Ensuite, il faut définir un plan d’action et une stratégie opérationnelle à conduire avec des moyens mobilisés et des objectifs à atteindre. Sur le fond, il est important d’avoir du courage, un sens de la responsabilité, une capacité d’anticipation, de l’agilité et de la réactivité.
Ainsi, il est important de commencer par évaluer les dégâts sur le plan financier et essayer d’injecter au moins la moitié dans une première phase. Le rôle de la BCT est primordial à ce niveau ! Notre Institut d’émission est appelé à jouer en « front line » et à adapter sa politique monétaire à la situation en injectant les fonds nécessaires pour compenser le manque de liquidité et répondre aux besoins des banques. La BCT pourrait racheter des bons de trésors ou des titres de crédit comme ca été pratiqué en Europe.
Les banques qui sont détentrices de beaucoup de bons de trésors pourraient bénéficier des liquidités nécessaires en contrepartie de leurs titres cédés.

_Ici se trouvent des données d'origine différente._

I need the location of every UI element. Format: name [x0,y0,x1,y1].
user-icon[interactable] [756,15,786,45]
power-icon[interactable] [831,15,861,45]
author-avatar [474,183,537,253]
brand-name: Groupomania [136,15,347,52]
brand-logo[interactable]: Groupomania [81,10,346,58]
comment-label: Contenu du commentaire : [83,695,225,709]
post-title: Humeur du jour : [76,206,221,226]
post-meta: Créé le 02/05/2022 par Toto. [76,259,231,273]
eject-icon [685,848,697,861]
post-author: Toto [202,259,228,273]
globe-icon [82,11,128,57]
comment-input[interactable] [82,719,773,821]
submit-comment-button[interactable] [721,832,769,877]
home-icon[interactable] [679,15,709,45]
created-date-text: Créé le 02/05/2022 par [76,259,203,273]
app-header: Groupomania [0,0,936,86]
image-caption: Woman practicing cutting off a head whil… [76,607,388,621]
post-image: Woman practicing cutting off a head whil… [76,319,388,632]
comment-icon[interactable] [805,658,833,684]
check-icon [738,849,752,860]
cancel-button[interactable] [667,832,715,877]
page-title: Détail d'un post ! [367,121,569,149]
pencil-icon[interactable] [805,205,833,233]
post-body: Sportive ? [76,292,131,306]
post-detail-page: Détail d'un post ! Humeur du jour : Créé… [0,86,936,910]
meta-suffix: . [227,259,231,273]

L’objectif est d’accompagner les entreprises, les opérateurs économiques et les ménages pour faire face à la baisse de l’activité économique, aux pertes cumulées et aux manques de revenus.
Le gouvernement doit, de son côté, œuvrer à ne lâcher aucun opérateur ni aucune entreprise ! 0 faillite en guise d’objectif ! Un fond de soutien doit être rapidement mis en œuvre avec un accès direct et sans lourdeur administrative pour les entités économiques les plus touchées ! Pas besoin vraiment d’une commission ad-hoc pour arrêter les listes à ce niveau !? Les organes du gouvernance et de gestion du fond agiront directement sur le terrain et en relation avec les organes représentatifs, le patronat et structures régionales et sectorielles.
Concernant les faibles revenus, les employés journaliers, les travailleurs précaires, les chômeurs et les étudiants, il faut prévoir des aides directes. Il faut mobiliser les moyens nécessaires à ce niveau et verser des montants au moins équivalents au SMIG pour subvenir aux besoins élémentaires des gens et soutenir la consommation qui, elle-même, maintiendra l’appareil productif en activité.
Le titre II du budget de l’Etat, les crédits, les aides reçues et certaines coupes budgétaires permettront à l’Etat de financer ces actions et ces revenus.
Par ailleurs, il est important de préparer l’après-crise dès maintenant en se positionnant dans les futurs secteurs porteurs ! Le numérique, le digital, l’intelligence artificielle, la biotechnologie, la robotique, les industries innovantes, le médical, les industries pharmaceutiques et les énergies renouvelables doivent être au cœur du nouveau modèle de développement économique de la Tunisie !
Il faut lever les barrières qui bloquent les investissements dans ces secteurs, prévoir les incitations fiscales nécessaires et lancer un fond souverain dédié au financement de ces secteurs porteurs. Le potentiel est là, les opportunités se présenteront dès le début de la fin de cette crise, il faut savoir les saisir et assurer une relance vigoureuse à l’économie nationale !
Pour atteindre tous ces objectifs, il faut avant tout de la volonté politique mais surtout comme l’a si bien dit Montaigne « des têtes bien faites plus que des têtes pleines» ! C’est précisément ce qui nous manque si cruellement à la tête du pays.